Story by Si Spencer and Neil Gaiman
Written by Si Spencer
Art by Dean Ormston
32 pages, color
Published by Vertigo/DC Comics

What do you do when one of your flagship books is, well, flagging? The Books of Magic started as a mini-series written by Neil Gaiman, introducing Tim Hunter as the world’s most powerful magician provided he headed down that path. Next was a 75-issue Books of Magic series written by John Ney Rieber and Peter Gross, and the Hunter: The Age of Magic series helmed by Dylan Horrocks. And for a while… nothing. Now Gaiman’s come back to the fold to help give a new series its initial push out of the gate, but is it too late for Tim Hunter to make a return?

It’s been fifteen months since the magical war began, and the world is in ruins. John Constantine and Zatanna are trying to hold down the proverbial and literal forts as best they can, even as demons and magical creatures take over more with each passing day. Keys for the mysterious Books of Magick are being discovered, but even they might not be enough to safe them. All their hope lies in Tim Hunter… but he’s been hidden in a world no one would ever think to look. A world without magic.

Teaming up Si Spencer with Gaiman to write Books of Magick (the first storyline was co-plotted by both of them, then Spencer writes the actual comic) works quite nicely and gives me hope for the future of the series. We’re starting in the middle of the story, but Spencer carefully doles out the information we need versus that which isn’t necessary. It isn’t necessary to know how Jerusalem got taken over by demons, for instance, or how the world was first invaded. Instead Spencer focuses on the here and now; the mystery of where Tim Hunter was hidden, or Zatanna’s quest for the various keys. It’s a slow surrender of information, and as each piece of the puzzle falls into place it results in a richer big picture to concentrate on. Spencer and Gaiman have also created an interesting world for Tim to be spirited away in; the idea of a world where no magic also meant no religion or mythology, for instance, is an intriguing one and it begs the question of just where exactly Tim truly is. At the same time, the first glimmerings of magic in this world are made all the creepier upon their arrival, truly appearing as something alien and impossible as bookstores flood with water, or people are vaporized on the street.

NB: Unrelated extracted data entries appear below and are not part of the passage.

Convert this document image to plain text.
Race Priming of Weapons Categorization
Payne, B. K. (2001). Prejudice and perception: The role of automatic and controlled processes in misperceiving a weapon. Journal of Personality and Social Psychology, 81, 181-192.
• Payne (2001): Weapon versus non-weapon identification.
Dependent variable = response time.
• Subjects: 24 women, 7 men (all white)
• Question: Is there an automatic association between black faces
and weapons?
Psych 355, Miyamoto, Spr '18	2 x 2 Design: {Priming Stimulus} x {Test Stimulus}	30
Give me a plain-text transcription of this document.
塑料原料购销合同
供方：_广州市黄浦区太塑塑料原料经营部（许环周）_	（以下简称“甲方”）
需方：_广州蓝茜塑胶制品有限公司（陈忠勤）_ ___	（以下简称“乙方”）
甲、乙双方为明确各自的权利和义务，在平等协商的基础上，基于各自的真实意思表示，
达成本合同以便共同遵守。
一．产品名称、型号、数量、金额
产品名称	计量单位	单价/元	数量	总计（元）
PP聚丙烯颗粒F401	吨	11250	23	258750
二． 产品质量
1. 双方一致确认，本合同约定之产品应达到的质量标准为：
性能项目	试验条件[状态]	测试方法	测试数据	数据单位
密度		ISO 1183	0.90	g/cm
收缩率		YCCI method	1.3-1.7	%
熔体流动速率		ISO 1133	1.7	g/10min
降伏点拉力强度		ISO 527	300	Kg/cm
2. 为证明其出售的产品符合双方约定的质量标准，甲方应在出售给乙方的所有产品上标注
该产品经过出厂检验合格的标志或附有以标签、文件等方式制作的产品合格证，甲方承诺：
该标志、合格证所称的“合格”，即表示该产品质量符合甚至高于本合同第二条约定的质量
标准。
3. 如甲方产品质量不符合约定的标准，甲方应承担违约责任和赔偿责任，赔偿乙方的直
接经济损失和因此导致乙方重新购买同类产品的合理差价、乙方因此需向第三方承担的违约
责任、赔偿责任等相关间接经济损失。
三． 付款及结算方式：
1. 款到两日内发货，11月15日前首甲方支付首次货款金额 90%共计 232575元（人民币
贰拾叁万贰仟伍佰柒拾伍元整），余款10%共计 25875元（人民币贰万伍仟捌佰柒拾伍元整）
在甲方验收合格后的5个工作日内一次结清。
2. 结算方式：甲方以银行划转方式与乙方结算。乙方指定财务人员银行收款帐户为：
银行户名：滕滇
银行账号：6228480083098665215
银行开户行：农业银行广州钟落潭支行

Magic should be out of the ordinary and creepy, and that’s what we get in Books of Magick.

Of course, if you want magic that’s unsettling, Dean Ormston is a great selection on who to draw the book. Ormston’s character designs have always looked slightly sinister and out of the ordinary, from gigantic mask-headed demons to gigantic eyeballs with roots that people communicate through. It’s hard to describe why Ormston’s art always looks slightly creepy; maybe it’s his skillful use of shadow, or an innate sense to make everything just a little off-kilter. He’s able to make menace in tropical fish swimming around our protagonist, to say nothing of gigantic tattooed creatures from our nightmares.

The team of Spencer, Gaiman, and Ormston have created something different and creepy in Books of Magick: Life During Wartime. I hope it’s able to keep an audience, because I think that they’ve found a way to make Tim Hunter both recognizable to old fans, and interesting to new readers. I’m dying to read the third issue, so they’re definitely doing something right.